Habitat studies involve application of GIS and use data collected in Tier 3 and Tier 4b, and/or published information. See the Service’s Land-based Wind Energy Guidelines, pp. 40-42, for a more detailed description of the questions to be answered and the methods and metrics to be used in assessing direct and indirect impacts of habitat loss, degradation, and fragmentation (Tier 4b studies).

Learn more about what we’ve learned about habitat-related risk and risk factors from wind energy development.

Tier 5 – Additional studies.
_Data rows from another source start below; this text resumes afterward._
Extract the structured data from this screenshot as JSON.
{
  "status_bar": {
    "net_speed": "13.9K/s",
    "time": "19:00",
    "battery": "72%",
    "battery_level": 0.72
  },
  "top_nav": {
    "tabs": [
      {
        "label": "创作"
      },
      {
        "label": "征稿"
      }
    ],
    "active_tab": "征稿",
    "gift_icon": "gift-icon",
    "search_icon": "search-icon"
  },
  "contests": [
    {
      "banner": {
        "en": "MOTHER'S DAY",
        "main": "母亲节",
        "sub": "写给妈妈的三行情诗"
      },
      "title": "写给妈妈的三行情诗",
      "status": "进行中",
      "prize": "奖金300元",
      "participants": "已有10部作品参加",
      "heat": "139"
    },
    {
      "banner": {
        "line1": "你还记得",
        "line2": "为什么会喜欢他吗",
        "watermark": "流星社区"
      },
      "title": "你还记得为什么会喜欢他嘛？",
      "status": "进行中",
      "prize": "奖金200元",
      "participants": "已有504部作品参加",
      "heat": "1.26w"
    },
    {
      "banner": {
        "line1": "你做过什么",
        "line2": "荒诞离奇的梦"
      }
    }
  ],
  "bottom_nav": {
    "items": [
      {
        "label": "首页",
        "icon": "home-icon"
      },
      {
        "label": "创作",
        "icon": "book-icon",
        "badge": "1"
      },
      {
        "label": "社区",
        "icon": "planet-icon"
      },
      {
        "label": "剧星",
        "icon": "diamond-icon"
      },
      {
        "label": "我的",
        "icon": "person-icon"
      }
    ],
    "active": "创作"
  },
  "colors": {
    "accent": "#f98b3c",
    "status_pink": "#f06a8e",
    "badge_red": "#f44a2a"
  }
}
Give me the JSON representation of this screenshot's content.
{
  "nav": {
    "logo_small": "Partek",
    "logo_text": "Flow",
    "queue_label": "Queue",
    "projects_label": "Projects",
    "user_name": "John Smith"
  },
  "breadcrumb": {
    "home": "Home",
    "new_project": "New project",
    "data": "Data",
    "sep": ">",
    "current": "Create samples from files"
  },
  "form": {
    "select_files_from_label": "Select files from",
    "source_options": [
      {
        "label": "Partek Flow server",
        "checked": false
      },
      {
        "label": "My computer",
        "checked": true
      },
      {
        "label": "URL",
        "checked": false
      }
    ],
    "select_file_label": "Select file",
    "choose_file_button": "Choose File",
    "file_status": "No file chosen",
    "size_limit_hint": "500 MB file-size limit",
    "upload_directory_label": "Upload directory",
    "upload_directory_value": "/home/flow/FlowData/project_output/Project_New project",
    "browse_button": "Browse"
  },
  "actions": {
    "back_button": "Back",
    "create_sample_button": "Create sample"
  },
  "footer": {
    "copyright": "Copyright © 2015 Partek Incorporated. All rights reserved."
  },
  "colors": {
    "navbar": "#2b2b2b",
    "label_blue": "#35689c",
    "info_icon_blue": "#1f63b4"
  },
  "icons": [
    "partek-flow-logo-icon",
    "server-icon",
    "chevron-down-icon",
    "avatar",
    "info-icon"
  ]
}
If warranted based on Tier 4 study outcomes, additional studies may be performed to further understand any significant impacts, improve mitigation efforts, or assess potential population-level impacts. Most wind projects do not proceed to Tier 5 studies – instead, the Service may encourage developers to participate in non-project-specific collaborative research studies or studies on an experimental mitigation technique, such as differences in turbine cut-in speed to reduce bat fatalities, but this is beyond the scope of Tier 5 studies.